Vigilien

is there any any? nowhere known some?

Meine Fresse, sagte ich ergriffen zu den Wolken, denn da war es wieder. Den ganzen Tag lang schon hatte ich ein Gefühl hilfloser Freude gehabt und jetzt, als Schlieren in gelb und rot und gold über das Dach des Amtsgerichts zogen und eine ferne Harmonika eine mir unbekannte, stark synkopierte Melodie spielte – südamerikanisch? – war es wieder da; eine kühle Brise griff in mein Haar, fast fühlte ich ihre Finger, und der Moment verschmolz mit den anderen Momenten dieser Art, mit einem Abend am Fenster in einer engen südfranzösischen Gasse, mit einem Abend auf der Terrasse direkt hinterm Deich auf Fehmarn, mit einem Sonntagmittag auf einer Anhöhe im Schwäbischen und den anderen Momenten: Da war es wieder.

Wenn mich einer fragte: Was für einer bist du? Und ich müsste so eine Fänger-im-Roggen-Antwort geben, dann würde ich sagen: Ich bin der, der am offenen Fenster sitzt, liest und wartet auf das Geräusch des Schlüssels in der Tür; und während er sitzt und liest und wartet, lauscht er den Rufen und dem Lachen der Kartenspieler, irgendwo draußen in der Gasse, unsichtbar und fremd.
Oder ich würde sagen: Ich bin der, der im Park den Mädchen nachsieht, wie sie davongehen in ein Leben, in dem er nicht vorkommen wird, mit sanften Bewegungen ihrer weichen, verrückten Wirklichkeit, wie sie fröhlich und in Anmut an ihm vorbeigehen; ich bin auch der, der es versteht, ihre Grausamkeit zu nicht zu bemerken.

Wenn ich Sie jetzt nicht glauben gemacht habe, ein guter (oder bis zur Dummheit sentimentaler) Mensch zu sein, haben Sie kein Herz, lieber Leser (oder eine Abneigung gegen Kitsch).

Link | 17. August 2004, 21 Uhr 02 | Kommentare (5)


5 Comments


Max Goldt zu Kitsch (in Las Vegas, „Kitsch“ und „Satire“, dass ich hier neulich auch schon zitierte: http://gig.antville.org/stories/860801/#891010):
(…) Entbehrlich ist allein der Begriff „Kitsch“ – eine Totschlagvokabel, die aufgrund semantischer Überlastung gar nichts mehr transportiert außer einer diffusen Überlegenheitsssehnsuht des Sprechers und daher geflissentlich gemieden werden sollte.

Kommentar by froschfilm | 17:07




Von einer noch viel diffuseren Überlegenheitssehnsucht zeugt es allerdings, dem Sprachgebrauch anderer eine diffuse Überlegenheitssehnsucht als Motiv zu unterstellen.
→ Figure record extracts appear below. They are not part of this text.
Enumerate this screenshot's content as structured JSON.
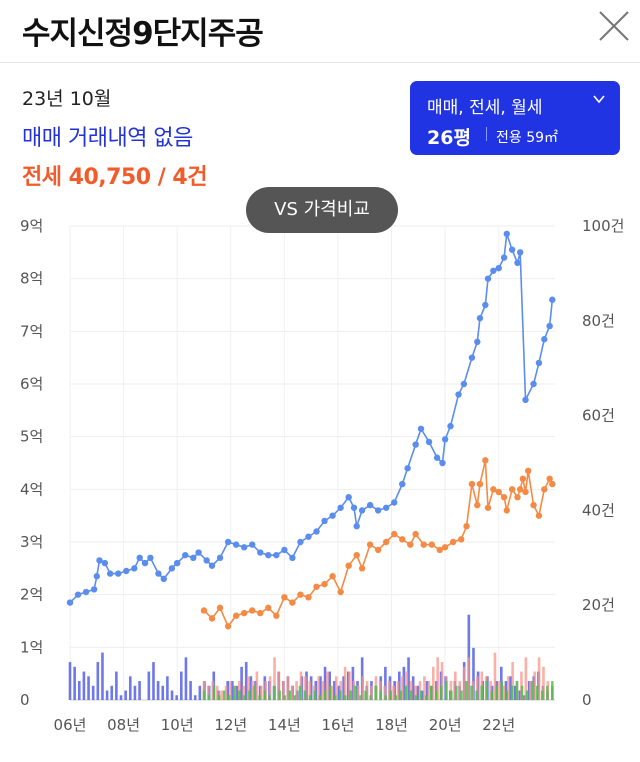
{
  "header": {
    "title": "수지신정9단지주공",
    "close_icon": "close-icon"
  },
  "summary": {
    "date": "23년 10월",
    "sale_text": "매매 거래내역 없음",
    "jeonse_text": "전세 40,750 / 4건",
    "sale_color": "#2433d6",
    "jeonse_color": "#f25c2a"
  },
  "filter": {
    "types": "매매, 전세, 월세",
    "chevron": "chevron-down-icon",
    "size": "26평",
    "area": "전용 59㎡",
    "bg_color": "#2034e3"
  },
  "vs_button": {
    "label": "VS 가격비교"
  },
  "chart_data": {
    "type": "line",
    "x_ticks": [
      "06년",
      "08년",
      "10년",
      "12년",
      "14년",
      "16년",
      "18년",
      "20년",
      "22년"
    ],
    "y_left_ticks": [
      "0",
      "1억",
      "2억",
      "3억",
      "4억",
      "5억",
      "6억",
      "7억",
      "8억",
      "9억"
    ],
    "y_right_ticks": [
      "0",
      "20건",
      "40건",
      "60건",
      "80건",
      "100건"
    ],
    "y_left_range": [
      0,
      9
    ],
    "y_right_range": [
      0,
      100
    ],
    "x_range": [
      2006,
      2024.1
    ],
    "grid": true,
    "series": [
      {
        "color": "#5b8def",
        "type": "line",
        "axis": "left",
        "points": [
          [
            2006.0,
            1.85
          ],
          [
            2006.3,
            2.0
          ],
          [
            2006.6,
            2.05
          ],
          [
            2006.9,
            2.1
          ],
          [
            2007.0,
            2.35
          ],
          [
            2007.1,
            2.65
          ],
          [
            2007.3,
            2.6
          ],
          [
            2007.5,
            2.4
          ],
          [
            2007.8,
            2.4
          ],
          [
            2008.1,
            2.45
          ],
          [
            2008.4,
            2.5
          ],
          [
            2008.6,
            2.7
          ],
          [
            2008.8,
            2.6
          ],
          [
            2009.0,
            2.7
          ],
          [
            2009.3,
            2.4
          ],
          [
            2009.5,
            2.3
          ],
          [
            2009.8,
            2.5
          ],
          [
            2010.0,
            2.6
          ],
          [
            2010.3,
            2.75
          ],
          [
            2010.6,
            2.7
          ],
          [
            2010.8,
            2.8
          ],
          [
            2011.1,
            2.65
          ],
          [
            2011.3,
            2.55
          ],
          [
            2011.6,
            2.7
          ],
          [
            2011.9,
            3.0
          ],
          [
            2012.2,
            2.95
          ],
          [
            2012.5,
            2.9
          ],
          [
            2012.8,
            2.95
          ],
          [
            2013.1,
            2.8
          ],
          [
            2013.4,
            2.75
          ],
          [
            2013.7,
            2.75
          ],
          [
            2014.0,
            2.85
          ],
          [
            2014.3,
            2.7
          ],
          [
            2014.6,
            3.0
          ],
          [
            2014.9,
            3.1
          ],
          [
            2015.2,
            3.2
          ],
          [
            2015.5,
            3.4
          ],
          [
            2015.8,
            3.5
          ],
          [
            2016.1,
            3.65
          ],
          [
            2016.4,
            3.85
          ],
          [
            2016.6,
            3.65
          ],
          [
            2016.7,
            3.3
          ],
          [
            2016.9,
            3.6
          ],
          [
            2017.2,
            3.7
          ],
          [
            2017.5,
            3.6
          ],
          [
            2017.8,
            3.65
          ],
          [
            2018.1,
            3.75
          ],
          [
            2018.4,
            4.1
          ],
          [
            2018.6,
            4.4
          ],
          [
            2018.9,
            4.85
          ],
          [
            2019.1,
            5.15
          ],
          [
            2019.4,
            4.9
          ],
          [
            2019.7,
            4.6
          ],
          [
            2019.9,
            4.5
          ],
          [
            2020.0,
            4.95
          ],
          [
            2020.2,
            5.2
          ],
          [
            2020.5,
            5.8
          ],
          [
            2020.7,
            6.0
          ],
          [
            2021.0,
            6.5
          ],
          [
            2021.2,
            6.8
          ],
          [
            2021.3,
            7.25
          ],
          [
            2021.5,
            7.5
          ],
          [
            2021.6,
            8.0
          ],
          [
            2021.8,
            8.15
          ],
          [
            2022.0,
            8.2
          ],
          [
            2022.2,
            8.4
          ],
          [
            2022.3,
            8.85
          ],
          [
            2022.5,
            8.55
          ],
          [
            2022.7,
            8.3
          ],
          [
            2022.8,
            8.5
          ],
          [
            2023.0,
            5.7
          ],
          [
            2023.3,
            6.0
          ],
          [
            2023.5,
            6.4
          ],
          [
            2023.7,
            6.85
          ],
          [
            2023.9,
            7.1
          ],
          [
            2024.0,
            7.6
          ]
        ]
      },
      {
        "color": "#f58a45",
        "type": "line",
        "axis": "left",
        "points": [
          [
            2011.0,
            1.7
          ],
          [
            2011.3,
            1.55
          ],
          [
            2011.6,
            1.75
          ],
          [
            2011.9,
            1.4
          ],
          [
            2012.2,
            1.6
          ],
          [
            2012.5,
            1.65
          ],
          [
            2012.8,
            1.7
          ],
          [
            2013.1,
            1.65
          ],
          [
            2013.4,
            1.75
          ],
          [
            2013.7,
            1.6
          ],
          [
            2014.0,
            1.95
          ],
          [
            2014.3,
            1.85
          ],
          [
            2014.6,
            2.0
          ],
          [
            2014.9,
            1.95
          ],
          [
            2015.2,
            2.15
          ],
          [
            2015.5,
            2.2
          ],
          [
            2015.8,
            2.35
          ],
          [
            2016.1,
            2.05
          ],
          [
            2016.4,
            2.55
          ],
          [
            2016.7,
            2.75
          ],
          [
            2016.9,
            2.5
          ],
          [
            2017.2,
            2.95
          ],
          [
            2017.5,
            2.85
          ],
          [
            2017.8,
            3.0
          ],
          [
            2018.1,
            3.15
          ],
          [
            2018.4,
            3.05
          ],
          [
            2018.7,
            2.95
          ],
          [
            2018.9,
            3.15
          ],
          [
            2019.2,
            2.95
          ],
          [
            2019.5,
            2.95
          ],
          [
            2019.8,
            2.85
          ],
          [
            2020.0,
            2.9
          ],
          [
            2020.3,
            3.0
          ],
          [
            2020.6,
            3.05
          ],
          [
            2020.8,
            3.3
          ],
          [
            2021.0,
            4.1
          ],
          [
            2021.2,
            3.7
          ],
          [
            2021.3,
            4.1
          ],
          [
            2021.5,
            4.55
          ],
          [
            2021.6,
            3.65
          ],
          [
            2021.8,
            4.0
          ],
          [
            2022.0,
            3.95
          ],
          [
            2022.2,
            3.85
          ],
          [
            2022.3,
            3.6
          ],
          [
            2022.5,
            4.0
          ],
          [
            2022.7,
            3.85
          ],
          [
            2022.8,
            4.0
          ],
          [
            2022.9,
            4.2
          ],
          [
            2023.0,
            3.95
          ],
          [
            2023.1,
            4.35
          ],
          [
            2023.3,
            3.7
          ],
          [
            2023.5,
            3.5
          ],
          [
            2023.7,
            4.0
          ],
          [
            2023.9,
            4.2
          ],
          [
            2024.0,
            4.1
          ]
        ]
      }
    ],
    "volume_sale": {
      "color": "#5560e8",
      "axis": "right",
      "values": [
        8,
        7,
        4,
        6,
        5,
        3,
        8,
        10,
        2,
        3,
        6,
        1,
        2,
        5,
        3,
        4,
        0,
        6,
        8,
        4,
        3,
        5,
        2,
        1,
        6,
        9,
        4,
        1,
        3,
        4,
        3,
        6,
        2,
        0,
        4,
        4,
        3,
        7,
        8,
        5,
        4,
        3,
        5,
        4,
        3,
        6,
        4,
        5,
        3,
        2,
        5,
        6,
        5,
        4,
        5,
        7,
        6,
        4,
        3,
        5,
        6,
        7,
        4,
        9,
        3,
        4,
        3,
        5,
        7,
        5,
        4,
        6,
        7,
        9,
        5,
        3,
        2,
        4,
        3,
        4,
        6,
        5,
        2,
        4,
        3,
        8,
        18,
        11,
        6,
        4,
        5,
        3,
        4,
        7,
        4,
        5,
        3,
        2,
        1,
        4,
        5,
        6,
        3,
        2,
        3
      ]
    },
    "volume_jeonse": {
      "color": "#f5958a",
      "axis": "right",
      "values": [
        4,
        3,
        4,
        3,
        2,
        3,
        4,
        3,
        4,
        3,
        5,
        4,
        6,
        3,
        4,
        5,
        9,
        6,
        4,
        5,
        3,
        4,
        6,
        5,
        4,
        3,
        5,
        4,
        6,
        3,
        5,
        4,
        7,
        6,
        4,
        3,
        5,
        4,
        3,
        5,
        4,
        3,
        4,
        3,
        4,
        5,
        6,
        4,
        3,
        4,
        5,
        4,
        7,
        9,
        8,
        5,
        4,
        6,
        4,
        7,
        9,
        4,
        5,
        6,
        5,
        4,
        10,
        4,
        3,
        5,
        8,
        4,
        6,
        9,
        4,
        6,
        9,
        7,
        4,
        3
      ]
    },
    "volume_wolse": {
      "color": "#4cc14a",
      "axis": "right",
      "values": [
        2,
        1,
        3,
        1,
        2,
        1,
        3,
        2,
        1,
        2,
        3,
        1,
        2,
        1,
        3,
        2,
        1,
        2,
        1,
        3,
        2,
        1,
        2,
        1,
        2,
        3,
        1,
        2,
        1,
        2,
        3,
        1,
        2,
        1,
        3,
        2,
        1,
        2,
        1,
        2,
        3,
        2,
        1,
        2,
        1,
        3,
        2,
        3,
        4,
        2,
        3,
        2,
        4,
        3,
        2,
        3,
        4,
        2,
        3,
        4,
        2,
        3,
        4,
        3,
        2,
        4,
        3,
        2,
        3,
        4
      ]
    }
  }
}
Dieses Argument ist leider komplett rekursiv und folgt dem Muster „Das ist doch bloß so ein Gestus, mit dem Du mir unterstellst, meine Haltung sei Gestus. Hollahi-hollaho, ich bin aber objektiver!“

Und das Lamm sprach: „Hurz“.

Kommentar by spalanzani | 17:39




Nun ja, wenn man argumentiert, muss man doch behaupten, man wisse es besser. Dem Max-Goldt-Fazit geht übrigens noch eine knappe Seite im Text vorraus, die aber den Kommentarrahmen gesprengt hätte.
Ich bin übrigens gar nicht der Meinung, dass man „Kitsch“ als Begriff abschaffen sollte. Unsinnige (unscharfe) Begriffe wollten schon die logischen Positivsten abschaffen und sind kläglich gescheitert.
Mit „Kitsch“ müsste man ja auch „Kunst“ verbieten.

Wieauchimmer, mir gefiel dein Eintrag.

Kommentar by froschfilm | 17:52




Nunja, dann wäre ich der Mensch, der sich still ans andere Ende der Parkbank setzen würde.

Kommentar by Doloris | 18:01




sehr freundliche und aufschlussreiche entwarnung vor bösen bots. bin zum ersten mal hier, aber das seit beinahe einer halben stunde und lese alles, was es zu lesen gibt, mit gefällt der stil, deshalb kein gewünschter kommentar speziell zum letzten artikel, mehr eine ganzheitliche durchwegs positive kritik.